Slower balls and Abhishek's fireworks help Sunrisers boss CSK
Having shackled CSK on a slow pitch, Sunrisers breezed to their target with 11 balls remaining
Deivarayan Muthu
05-Apr-2024
Sunrisers Hyderabad 166 for 4 (Markram 50, Abhishek 37, Head 31, Moeen 2-23) beat Chennai Super Kings 165 for 5 (Dube 45, Rahane 35, Bhuvneshwar 1-28, Cummins 1-29) by six wickets
Sunrisers Hyderabad sussed out the conditions quicker than Chennai Super Kings on a black-soil surface and cruised to their second successive win at home. In the absence of Mustafizur Rahman, who had returned to Bangladesh to sort out his US visa for the upcoming T20 World Cup, and Matheesha Pathirana, who is nursing a niggle, a depleted CSK side slid to their second successive defeat on the road.

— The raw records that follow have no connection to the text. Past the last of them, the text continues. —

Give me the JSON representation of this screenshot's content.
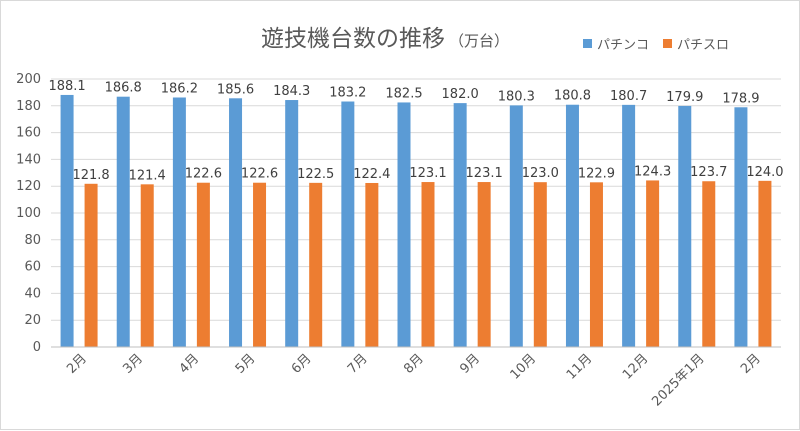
{
  "chart_data": {
    "type": "bar",
    "title": "遊技機台数の推移",
    "unit": "（万台）",
    "categories": [
      "2月",
      "3月",
      "4月",
      "5月",
      "6月",
      "7月",
      "8月",
      "9月",
      "10月",
      "11月",
      "12月",
      "2025年1月",
      "2月"
    ],
    "series": [
      {
        "name": "パチンコ",
        "values": [
          188.1,
          186.8,
          186.2,
          185.6,
          184.3,
          183.2,
          182.5,
          182.0,
          180.3,
          180.8,
          180.7,
          179.9,
          178.9
        ],
        "labels": [
          "188.1",
          "186.8",
          "186.2",
          "185.6",
          "184.3",
          "183.2",
          "182.5",
          "182.0",
          "180.3",
          "180.8",
          "180.7",
          "179.9",
          "178.9"
        ],
        "color": "#5b9bd5"
      },
      {
        "name": "パチスロ",
        "values": [
          121.8,
          121.4,
          122.6,
          122.6,
          122.5,
          122.4,
          123.1,
          123.1,
          123.0,
          122.9,
          124.3,
          123.7,
          124.0
        ],
        "labels": [
          "121.8",
          "121.4",
          "122.6",
          "122.6",
          "122.5",
          "122.4",
          "123.1",
          "123.1",
          "123.0",
          "122.9",
          "124.3",
          "123.7",
          "124.0"
        ],
        "color": "#ed7d31"
      }
    ],
    "yticks": [
      "0",
      "20",
      "40",
      "60",
      "80",
      "100",
      "120",
      "140",
      "160",
      "180",
      "200"
    ],
    "ylim": [
      0,
      200
    ],
    "grid": true,
    "legend_position": "top-right"
  }
}
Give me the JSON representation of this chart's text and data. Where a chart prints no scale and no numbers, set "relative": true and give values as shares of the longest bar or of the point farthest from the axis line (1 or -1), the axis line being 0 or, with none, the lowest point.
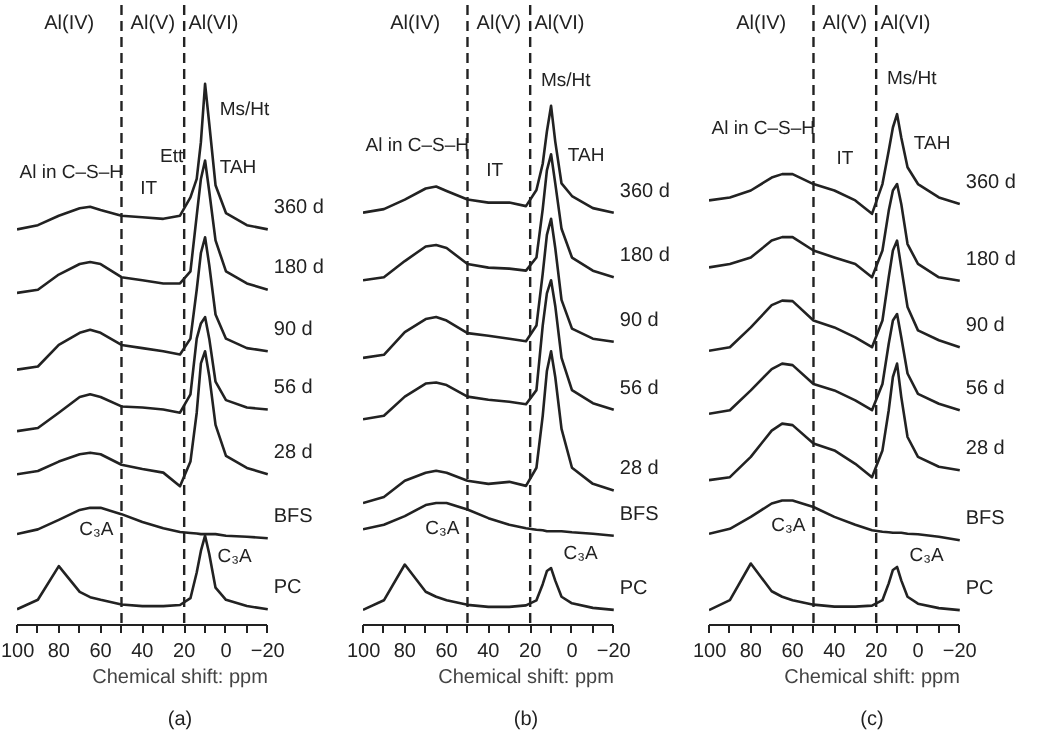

Last week, Hyderabad had rolled out a red-soil pitch that produced a 277 for 3 vs 246 for 5 contest. Friday's pitch was a whole lot slower and Sunrisers' seamers used it to their advantage by bowling one cutter after another into it. After Pat Cummins and Co limited CSK to 165 for 5, Sunrisers smashed 78 for 1 in just the powerplay, with Abhishek Sharma clattering 37 of those runs, off just 12 balls.
CSK had scored 30 runs fewer in their powerplay and their batting machine was shut down in the slog overs too.
Sunrisers eventually completed their chase with six wickets in hand and nearly two overs to spare, Aiden Markram doing the heavy lifting with a 36-ball 50.
Dube does Dube things
Rachin Ravindra was dismissed by Bhuvneshwar Kumar for 12 off nine balls in the fourth over. Ruturaj Gaikwad got off to a start, but Shahbaz Ahmed, the left-arm fingerspinner, had him swiping a catch to long-on for 26 off 21 balls.
Ajinkya Rahane hit Cummins and Bhuvneshwar over the top for boundaries in the powerplay, but he struggled to get the ball away once it became softer and the field was spread out in the middle overs.
Shivam Dube, though, got cracking immediately against spin. He launched the third ball he faced, from Shahbaz, for six and scored 25 off his first ten balls, from Shahbaz and legspinner Mayank Markande.
Dube also lined up T Natarajan, who was returning from injury, for back-to-back sixes before Cummins stopped him on 45 off 24 balls. The Sunrisers captain hid a slower short ball away from Dube's swinging arc and had him popping a catch to backward point.
SRH pin down CSK
CSK could score only 50 runs in their last seven overs. Cummins, Natarajan and Unadkat kept taking pace off the ball. CSK's power-hitters failed to manufacture pace for themselves on the night.
Rahane was undone by a 105kph slower delivery while Mitchell fell to an on-pace Natarajan delivery that stopped in the pitch. Ravindra Jadeja's down-the-track swatted four off a 111kph cutter from Unadkat was only an aberration.
The decibel levels soared when MS Dhoni came out to bat at No.7, ahead of Moeen Ali, with just three balls left in CSK's innings. But even he could manage only one off two balls.
Head, Abhishek tear up the powerplay
With the target in front of them and the knowledge that the pitch would become even slower later in the night, Sunrisers maximised the powerplay.
According to ESPNcricinfo's logs, Sunrisers attempted to hit 16 balls in the powerplay to the boundary. CSK, on the other hand, had looked to hit only eight balls to the boundary during that phase.
Travis Head stayed leg-side of the ball and cracked Deepak Chahar and Tushar Deshpande through the off side. He finished with 31 off 24 balls. He could have been dismissed on 0 in the very first over had Moeen not dropped him at slip.
Abhishek faced only half as many balls as Head did, but produced a bigger impact, pumping 37 at a strike rate of 308.33. Twenty-seven of those runs came in the first over from left-arm seamer Mukesh Choudhary, who bowled like someone who was playing his first competitive game since December 2022.
After Head and Abhishek departed, Markram controlled the chase with a half-century. Moeen trapped Markram (50) and Shahbaz (18) lbw with the old ball, but it was too late for CSK. Sunrisers had already inflicted irreparable damage in the powerplay.